Il n’en demandait pas plus.
La douleur continuait à l’assaillir de toute part. Mais dorénavant il avait le contrôle. Il ouvrit une seconde infofenêtre, appela le tableau de bord du médikit. Le logiciel se chargea, et un schéma anatomique multicouches s’afficha, montrant le champ de ruines qu’était devenu son corps. Des points jaunes indiquaient les endroits où se nichaient les biocapteurs qu’on lui avait injectés. Dans sa vision périphérique, des alarmes de survie clignotaient. Ses jambes n’existaient plus, de même que son système digestif. Le bas de sa colonne vertébrale était en miettes, le poumon gauche était rempli de sang. Arythmie cardiaque, hémorragie thoracique, déficiences endocriniennes graves… Tous les taux étaient dans le rouge.
Sa survie jusqu’à cette minute tenait du miracle. Mais elle ne durerait que le temps d’un miracle.

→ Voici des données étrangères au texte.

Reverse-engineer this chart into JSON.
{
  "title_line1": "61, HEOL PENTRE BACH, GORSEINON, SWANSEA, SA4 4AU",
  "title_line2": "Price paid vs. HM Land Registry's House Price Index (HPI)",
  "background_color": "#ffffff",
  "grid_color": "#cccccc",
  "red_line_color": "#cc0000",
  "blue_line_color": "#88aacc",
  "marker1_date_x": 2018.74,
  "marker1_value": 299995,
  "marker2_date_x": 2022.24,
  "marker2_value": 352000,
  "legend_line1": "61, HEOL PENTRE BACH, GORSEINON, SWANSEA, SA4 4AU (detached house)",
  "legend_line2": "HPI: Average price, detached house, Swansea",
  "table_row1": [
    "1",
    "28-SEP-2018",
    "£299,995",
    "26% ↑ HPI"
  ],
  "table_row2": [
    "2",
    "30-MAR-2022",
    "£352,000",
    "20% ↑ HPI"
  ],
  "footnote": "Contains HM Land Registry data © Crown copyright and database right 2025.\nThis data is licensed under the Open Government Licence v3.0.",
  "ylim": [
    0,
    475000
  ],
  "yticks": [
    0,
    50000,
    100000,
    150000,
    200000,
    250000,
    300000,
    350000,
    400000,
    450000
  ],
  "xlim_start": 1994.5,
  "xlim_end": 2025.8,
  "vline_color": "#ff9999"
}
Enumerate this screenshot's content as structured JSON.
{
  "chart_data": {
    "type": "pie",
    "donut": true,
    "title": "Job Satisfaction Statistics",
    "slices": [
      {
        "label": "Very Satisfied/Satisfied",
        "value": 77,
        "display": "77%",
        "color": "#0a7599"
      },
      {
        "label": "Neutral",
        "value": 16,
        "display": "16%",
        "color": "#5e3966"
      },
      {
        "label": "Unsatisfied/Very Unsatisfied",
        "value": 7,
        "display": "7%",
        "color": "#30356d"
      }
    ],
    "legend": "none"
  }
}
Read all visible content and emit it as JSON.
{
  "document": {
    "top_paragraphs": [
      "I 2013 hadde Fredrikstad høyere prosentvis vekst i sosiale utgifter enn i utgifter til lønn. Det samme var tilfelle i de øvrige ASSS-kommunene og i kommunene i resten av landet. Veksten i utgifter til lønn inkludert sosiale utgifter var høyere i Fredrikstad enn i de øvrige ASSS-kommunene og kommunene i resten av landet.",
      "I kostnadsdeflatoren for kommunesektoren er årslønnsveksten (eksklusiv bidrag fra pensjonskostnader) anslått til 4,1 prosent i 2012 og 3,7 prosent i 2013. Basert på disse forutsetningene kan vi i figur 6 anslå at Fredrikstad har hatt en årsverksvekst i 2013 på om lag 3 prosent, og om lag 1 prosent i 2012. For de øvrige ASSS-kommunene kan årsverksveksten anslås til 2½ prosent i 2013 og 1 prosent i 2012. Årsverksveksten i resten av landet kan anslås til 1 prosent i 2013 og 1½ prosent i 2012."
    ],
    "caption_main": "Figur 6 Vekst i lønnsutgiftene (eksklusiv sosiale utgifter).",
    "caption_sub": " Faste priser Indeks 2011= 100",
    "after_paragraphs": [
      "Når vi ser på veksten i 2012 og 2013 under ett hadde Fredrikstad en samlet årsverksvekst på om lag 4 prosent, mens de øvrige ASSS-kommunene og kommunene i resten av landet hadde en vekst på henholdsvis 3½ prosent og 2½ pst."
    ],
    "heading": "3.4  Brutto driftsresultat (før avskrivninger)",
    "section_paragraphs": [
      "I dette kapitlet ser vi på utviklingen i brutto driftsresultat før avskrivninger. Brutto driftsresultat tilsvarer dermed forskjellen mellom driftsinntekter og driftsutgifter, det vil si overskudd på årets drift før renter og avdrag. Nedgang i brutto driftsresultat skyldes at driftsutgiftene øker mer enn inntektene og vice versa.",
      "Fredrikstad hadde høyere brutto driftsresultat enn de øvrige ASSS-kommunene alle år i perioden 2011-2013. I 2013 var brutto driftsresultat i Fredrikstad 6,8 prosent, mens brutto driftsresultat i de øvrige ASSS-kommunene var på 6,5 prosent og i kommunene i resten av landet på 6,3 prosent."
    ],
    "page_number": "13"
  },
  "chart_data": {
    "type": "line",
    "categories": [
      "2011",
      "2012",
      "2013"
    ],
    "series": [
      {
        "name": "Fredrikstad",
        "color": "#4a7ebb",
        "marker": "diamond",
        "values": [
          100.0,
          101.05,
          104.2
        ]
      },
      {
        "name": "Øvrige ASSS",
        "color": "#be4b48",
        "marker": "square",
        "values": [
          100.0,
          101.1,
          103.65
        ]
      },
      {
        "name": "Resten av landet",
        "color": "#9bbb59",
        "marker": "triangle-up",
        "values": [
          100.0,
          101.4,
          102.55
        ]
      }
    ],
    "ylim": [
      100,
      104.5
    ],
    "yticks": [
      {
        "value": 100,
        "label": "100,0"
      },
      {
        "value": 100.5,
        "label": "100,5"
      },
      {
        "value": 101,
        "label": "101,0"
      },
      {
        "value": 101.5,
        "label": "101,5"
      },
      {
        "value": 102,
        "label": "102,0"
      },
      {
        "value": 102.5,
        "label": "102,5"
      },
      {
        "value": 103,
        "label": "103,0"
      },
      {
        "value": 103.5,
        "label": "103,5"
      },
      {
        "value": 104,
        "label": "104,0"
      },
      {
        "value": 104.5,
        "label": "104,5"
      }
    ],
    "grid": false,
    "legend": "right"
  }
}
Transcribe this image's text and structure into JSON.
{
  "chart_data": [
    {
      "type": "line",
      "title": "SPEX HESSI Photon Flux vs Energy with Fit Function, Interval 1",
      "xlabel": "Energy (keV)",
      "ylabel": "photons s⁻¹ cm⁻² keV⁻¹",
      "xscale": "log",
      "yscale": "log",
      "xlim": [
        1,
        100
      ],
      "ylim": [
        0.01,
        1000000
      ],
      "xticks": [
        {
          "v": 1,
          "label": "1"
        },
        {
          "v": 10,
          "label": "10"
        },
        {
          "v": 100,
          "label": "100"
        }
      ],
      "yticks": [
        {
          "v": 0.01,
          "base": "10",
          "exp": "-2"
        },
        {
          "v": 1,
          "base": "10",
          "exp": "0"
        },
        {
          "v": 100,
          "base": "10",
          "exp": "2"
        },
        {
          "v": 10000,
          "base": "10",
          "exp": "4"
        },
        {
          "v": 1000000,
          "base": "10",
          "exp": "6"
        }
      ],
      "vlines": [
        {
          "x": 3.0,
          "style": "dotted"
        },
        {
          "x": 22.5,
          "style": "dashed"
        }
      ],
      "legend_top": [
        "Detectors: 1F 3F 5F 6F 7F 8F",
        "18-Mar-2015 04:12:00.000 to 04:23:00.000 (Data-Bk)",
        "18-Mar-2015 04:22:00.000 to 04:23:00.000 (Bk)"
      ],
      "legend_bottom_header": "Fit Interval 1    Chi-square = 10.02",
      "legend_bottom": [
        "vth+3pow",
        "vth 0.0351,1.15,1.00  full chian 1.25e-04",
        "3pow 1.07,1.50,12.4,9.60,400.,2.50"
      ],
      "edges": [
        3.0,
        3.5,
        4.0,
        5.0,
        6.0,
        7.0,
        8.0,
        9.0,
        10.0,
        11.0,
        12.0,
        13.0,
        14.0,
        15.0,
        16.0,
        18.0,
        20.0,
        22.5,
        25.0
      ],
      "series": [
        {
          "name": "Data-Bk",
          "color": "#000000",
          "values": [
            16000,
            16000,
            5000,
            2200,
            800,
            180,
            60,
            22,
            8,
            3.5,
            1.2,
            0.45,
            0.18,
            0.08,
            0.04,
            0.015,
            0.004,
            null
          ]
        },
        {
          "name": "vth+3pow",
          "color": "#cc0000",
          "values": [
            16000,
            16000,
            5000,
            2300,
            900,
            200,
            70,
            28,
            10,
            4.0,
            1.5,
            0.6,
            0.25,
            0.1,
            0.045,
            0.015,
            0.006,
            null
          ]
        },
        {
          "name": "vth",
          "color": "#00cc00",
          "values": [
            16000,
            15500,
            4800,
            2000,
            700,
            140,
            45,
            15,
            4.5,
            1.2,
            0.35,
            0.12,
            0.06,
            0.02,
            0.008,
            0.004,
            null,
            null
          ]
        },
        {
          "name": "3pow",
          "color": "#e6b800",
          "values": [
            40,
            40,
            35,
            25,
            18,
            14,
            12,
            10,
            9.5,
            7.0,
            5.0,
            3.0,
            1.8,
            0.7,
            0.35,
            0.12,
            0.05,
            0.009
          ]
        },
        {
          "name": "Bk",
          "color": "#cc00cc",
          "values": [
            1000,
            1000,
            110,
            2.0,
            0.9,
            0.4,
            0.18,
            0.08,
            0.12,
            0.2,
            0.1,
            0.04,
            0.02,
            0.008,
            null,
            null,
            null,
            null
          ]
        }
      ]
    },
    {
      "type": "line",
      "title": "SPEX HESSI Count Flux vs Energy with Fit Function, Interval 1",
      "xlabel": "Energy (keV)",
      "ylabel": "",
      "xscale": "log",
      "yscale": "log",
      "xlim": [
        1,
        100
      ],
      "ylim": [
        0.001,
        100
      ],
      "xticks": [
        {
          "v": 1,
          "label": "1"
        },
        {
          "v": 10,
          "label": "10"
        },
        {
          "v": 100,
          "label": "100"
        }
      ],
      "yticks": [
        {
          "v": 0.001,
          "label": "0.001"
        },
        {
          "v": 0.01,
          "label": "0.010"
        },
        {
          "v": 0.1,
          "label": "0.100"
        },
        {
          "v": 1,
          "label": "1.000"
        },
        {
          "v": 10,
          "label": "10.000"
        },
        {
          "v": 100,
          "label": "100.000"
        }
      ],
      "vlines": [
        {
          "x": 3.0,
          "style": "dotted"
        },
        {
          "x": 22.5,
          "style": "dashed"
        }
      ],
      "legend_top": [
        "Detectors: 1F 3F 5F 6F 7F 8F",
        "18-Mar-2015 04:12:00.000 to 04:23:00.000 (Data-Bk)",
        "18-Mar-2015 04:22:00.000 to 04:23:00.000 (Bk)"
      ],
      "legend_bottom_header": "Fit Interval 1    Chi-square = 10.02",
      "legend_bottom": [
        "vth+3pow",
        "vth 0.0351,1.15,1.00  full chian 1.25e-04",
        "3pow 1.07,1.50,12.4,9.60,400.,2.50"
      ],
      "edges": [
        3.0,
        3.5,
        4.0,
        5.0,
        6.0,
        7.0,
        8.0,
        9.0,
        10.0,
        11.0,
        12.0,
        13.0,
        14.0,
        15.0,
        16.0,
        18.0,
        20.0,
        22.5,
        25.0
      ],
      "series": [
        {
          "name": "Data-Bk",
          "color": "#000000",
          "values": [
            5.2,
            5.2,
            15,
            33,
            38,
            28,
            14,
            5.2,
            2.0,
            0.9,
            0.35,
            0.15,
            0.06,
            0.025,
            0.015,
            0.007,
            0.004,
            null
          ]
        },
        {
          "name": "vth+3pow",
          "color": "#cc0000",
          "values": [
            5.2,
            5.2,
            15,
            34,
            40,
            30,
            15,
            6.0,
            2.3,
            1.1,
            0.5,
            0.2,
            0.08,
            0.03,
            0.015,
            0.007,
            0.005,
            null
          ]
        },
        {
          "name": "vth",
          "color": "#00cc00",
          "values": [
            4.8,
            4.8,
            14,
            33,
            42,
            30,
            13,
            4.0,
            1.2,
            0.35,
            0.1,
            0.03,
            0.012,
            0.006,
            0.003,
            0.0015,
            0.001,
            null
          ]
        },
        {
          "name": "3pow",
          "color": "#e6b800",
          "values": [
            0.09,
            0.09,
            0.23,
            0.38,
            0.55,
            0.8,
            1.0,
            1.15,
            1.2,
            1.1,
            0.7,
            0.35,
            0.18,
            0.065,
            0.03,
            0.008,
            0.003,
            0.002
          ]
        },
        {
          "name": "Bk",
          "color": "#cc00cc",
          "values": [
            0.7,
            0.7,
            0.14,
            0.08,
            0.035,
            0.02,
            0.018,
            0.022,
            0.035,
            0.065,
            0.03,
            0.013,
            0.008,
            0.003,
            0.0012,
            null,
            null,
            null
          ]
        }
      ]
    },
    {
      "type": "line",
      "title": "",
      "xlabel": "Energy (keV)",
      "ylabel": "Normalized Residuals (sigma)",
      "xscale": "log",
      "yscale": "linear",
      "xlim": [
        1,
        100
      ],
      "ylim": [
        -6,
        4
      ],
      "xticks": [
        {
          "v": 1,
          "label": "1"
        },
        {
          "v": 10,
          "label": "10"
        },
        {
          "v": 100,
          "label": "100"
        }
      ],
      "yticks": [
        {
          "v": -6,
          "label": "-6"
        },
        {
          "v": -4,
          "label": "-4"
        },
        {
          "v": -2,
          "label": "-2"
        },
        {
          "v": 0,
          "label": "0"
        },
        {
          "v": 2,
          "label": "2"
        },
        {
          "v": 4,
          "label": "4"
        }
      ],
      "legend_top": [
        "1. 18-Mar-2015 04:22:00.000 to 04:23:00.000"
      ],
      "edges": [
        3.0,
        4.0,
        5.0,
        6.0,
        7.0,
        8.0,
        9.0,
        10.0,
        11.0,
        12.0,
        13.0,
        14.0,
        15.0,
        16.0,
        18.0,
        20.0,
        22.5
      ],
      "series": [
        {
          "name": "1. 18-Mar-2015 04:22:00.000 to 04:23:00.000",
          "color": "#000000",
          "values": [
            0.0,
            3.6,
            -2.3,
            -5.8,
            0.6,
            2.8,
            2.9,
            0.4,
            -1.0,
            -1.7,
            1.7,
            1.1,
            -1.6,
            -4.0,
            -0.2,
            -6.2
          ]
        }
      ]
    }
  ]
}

> LIAISON TÉLÉTHÈQUES ÉTABLIE.
L’infofenêtre se déploya et se recourba en une sphère de navigation virtuelle. Kovall la fit pivoter jusqu’aux services interplanétaires puis sélectionna la zone bancaire. Un compte orbital résidant dans une spatiocénose[1] quelconque existait déjà à son nom, alimenté par tous les pots-de-vin qu’il avait reçus ces vingt-cinq dernières années. Il entra son cryptogramme, composa le compte numéroté.
> COMPTE 4386437-91120-17 OUVERT, confirma l’ordinateur.
Il confia à une agence immobilière le soin d’acquérir l’entrepôt où il gisait et lui vira un généreux acompte afin d’accélérer la procédure. Ainsi, il serait tranquille. Puis il contacta l’armurier de la préfecture de Larsande, qu’il connaissait bien, et lui acheta – cash et anonymement, s’assurant ainsi de son silence – une mitrailleuse à impulsion télécommandée S&B 68m, pourvue d’un réducteur de sons et montée sur trépied mobile. Il la fit livrer sous deux heures devant l’entrée de l’entrepôt.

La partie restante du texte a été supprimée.